Don’t take their word for it. Check out this blog referred to as “Last Antivirus Standing”. Java Exploit Code Obfuscation and Antivirus Bypass/Evasion (CVE-2012-4681) (  The author took an 8-year-old JavaScript virus and in minutes, made the most subtle tweaks to get it past 43 of 44 antivirus engines with relative ease. The lone antivirus that detected the virus during every mutation was Microsoft Defender. Long story short, Microsoft Defender is a good, solid security solution, especially for those with smaller budgets. Anyone telling you that Microsoft Defender is garbage is either financially incentivized to tell you something different or doesn’t know what they are discussing—most of the best Red Teamers out their respect Defender as a good defensive tool. The facts are there. I was fortunate to see it put through testing that most people don’t. Leveling the playing field against offensive adversaries seems like a pretty fair move to me. Thanks, Bill, and company.

Wrapping up

Teaching and coaching cybersecurity has been enlightening and rewarding. Although the victories were celebrated, watching the students grow in skill and confidence was the true honor. As mentioned, I was fortunate enough to have the opportunity to witness firsthand the battles waged by a Collegiate Cyber Defense Team against some of the country’s best Red Teams. Lessons gleaned from those clashes were shared here in hopes of helping others who are on the frontlines of today’s cyber battlefields defend themselves. Our program succeeded on a wafer-thin budget compared to competing schools with 10x to 30x the resources. The lessons shared here show how any company, even those facing the same fiscal challenges, can improve security, one small step at a time.

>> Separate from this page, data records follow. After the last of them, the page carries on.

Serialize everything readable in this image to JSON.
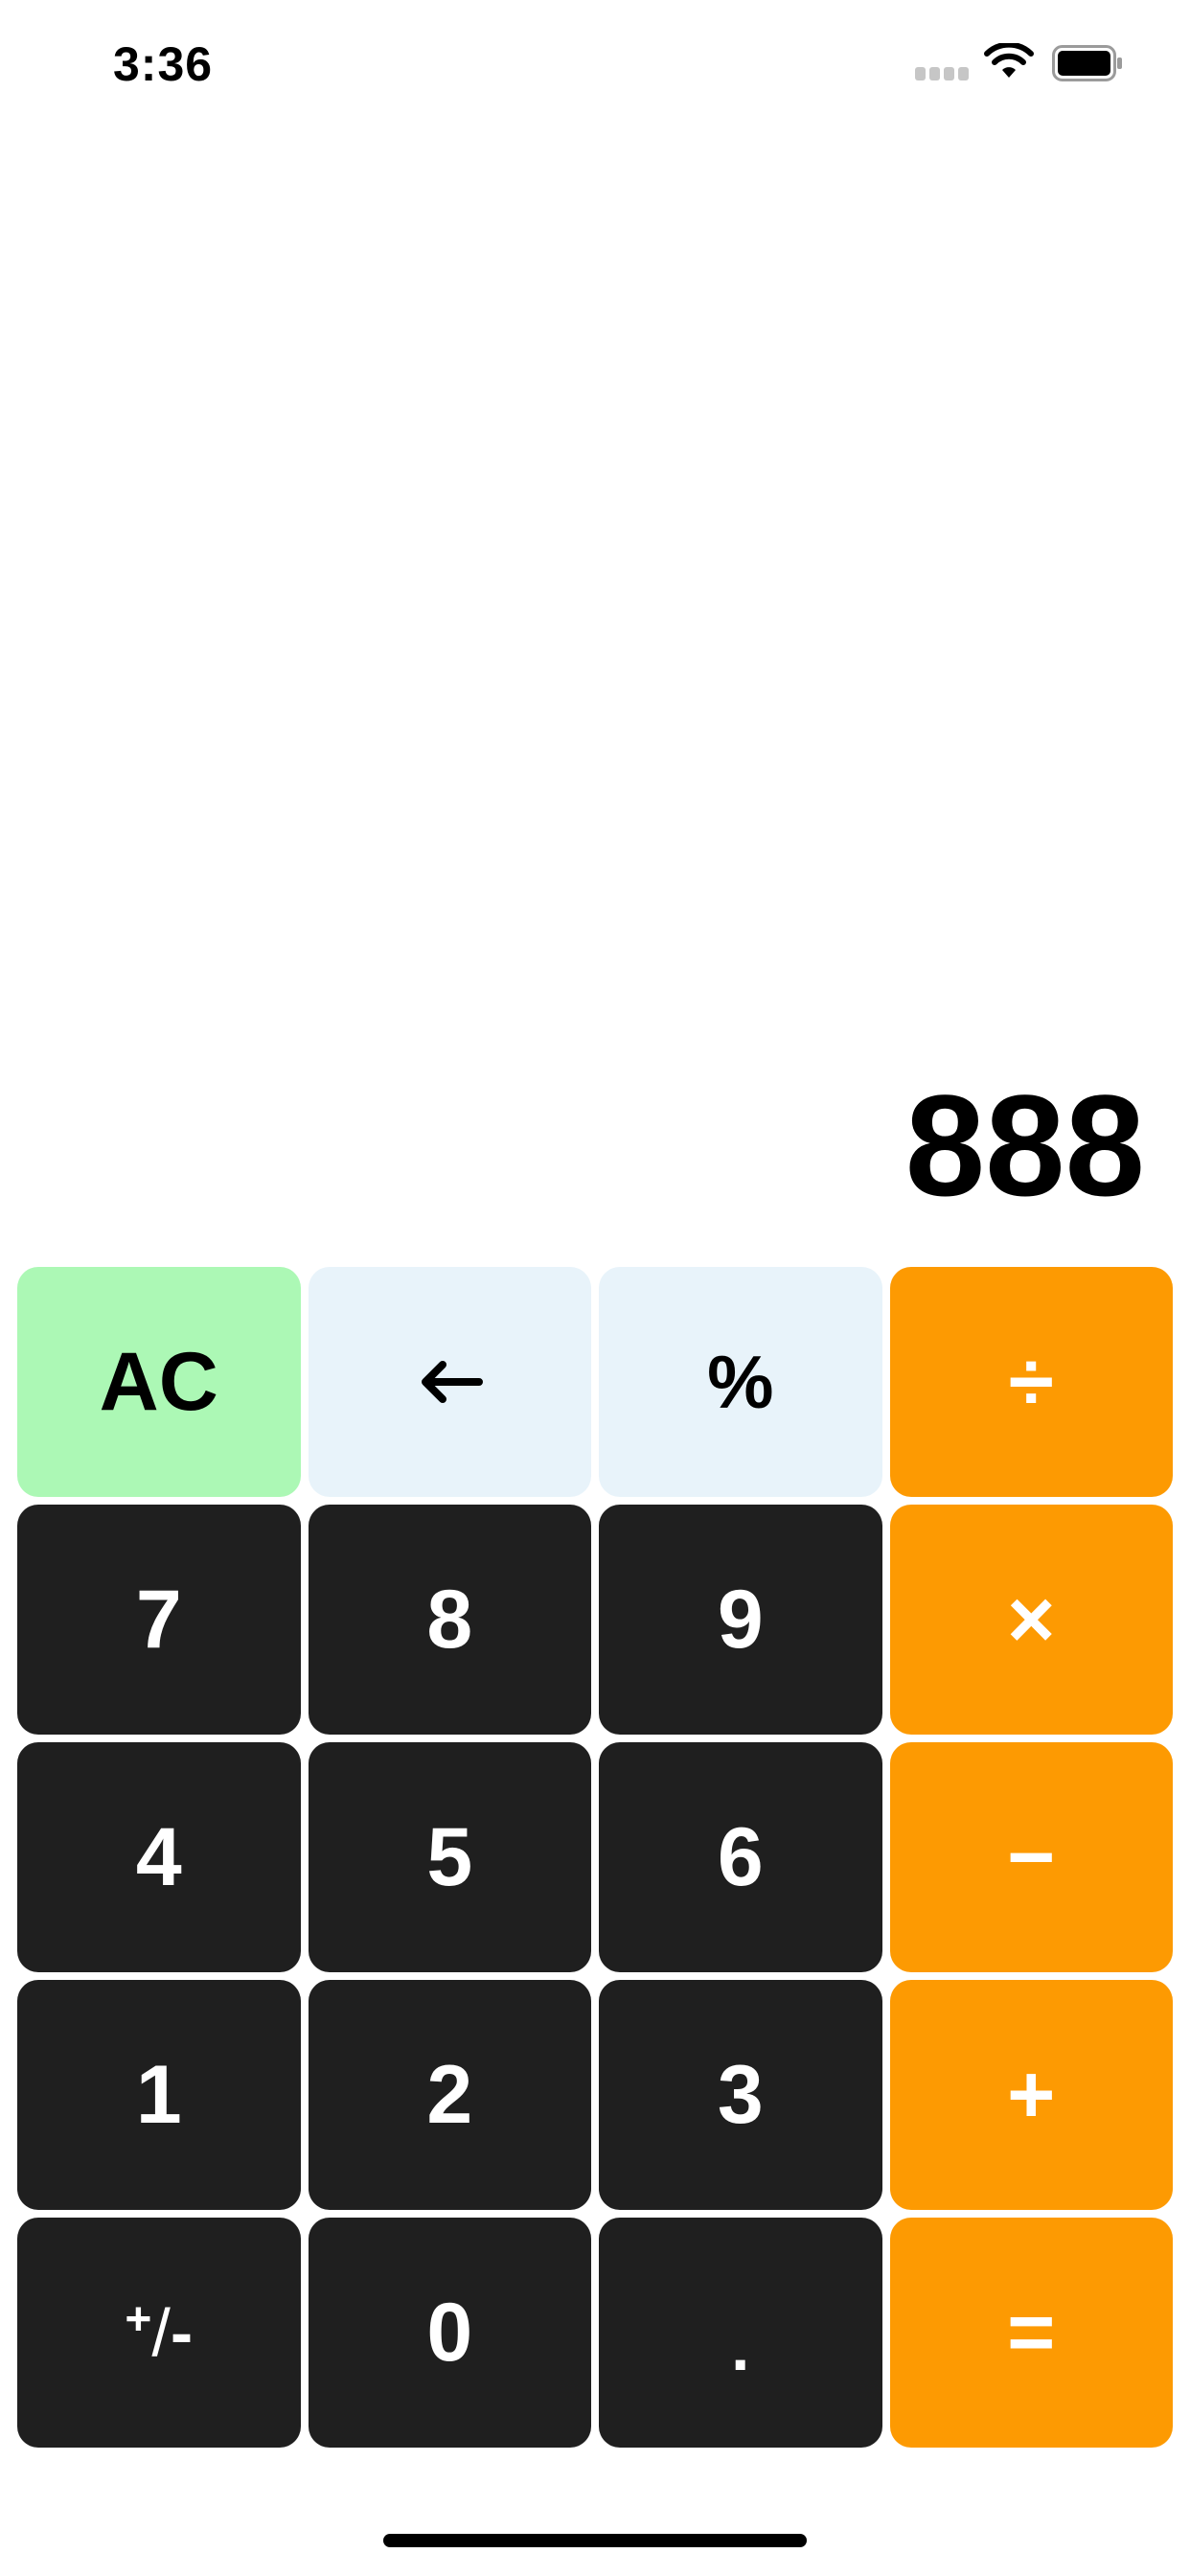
{
  "status_bar": {
    "time": "3:36",
    "signal_icon": "cellular-signal-icon",
    "wifi_icon": "wifi-icon",
    "battery_icon": "battery-icon"
  },
  "display": {
    "value": "888"
  },
  "keys": {
    "clear": "AC",
    "backspace": "←",
    "percent": "%",
    "divide": "÷",
    "seven": "7",
    "eight": "8",
    "nine": "9",
    "multiply": "×",
    "four": "4",
    "five": "5",
    "six": "6",
    "subtract": "−",
    "one": "1",
    "two": "2",
    "three": "3",
    "add": "+",
    "plus_minus_plus": "+",
    "plus_minus_slash": "/",
    "plus_minus_minus": "-",
    "zero": "0",
    "decimal": ".",
    "equals": "="
  },
  "colors": {
    "clear_key": "#acf8b5",
    "function_key": "#e8f3fa",
    "operator_key": "#fd9a02",
    "digit_key": "#1f1f1f"
  }
}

And yes, the tears of Red Teamers are delicious, even if they are very short-lived.

SecurIT360 is an independent, vendor-agnostic technology company focused on developing programs and systems specifically catered to our client’s needs. While some vendors are listed here, we work with each customer and their selected IT solutions on a custom basis and not “one-size fits all” approach.

* In the context of cybersecurity, a “Red Team” is a group that pretends to be an enemy. A “Blue Team” is a term for cybersecurity team who are responsible for defending networks and computers against attack.   Red team – Wikipedia.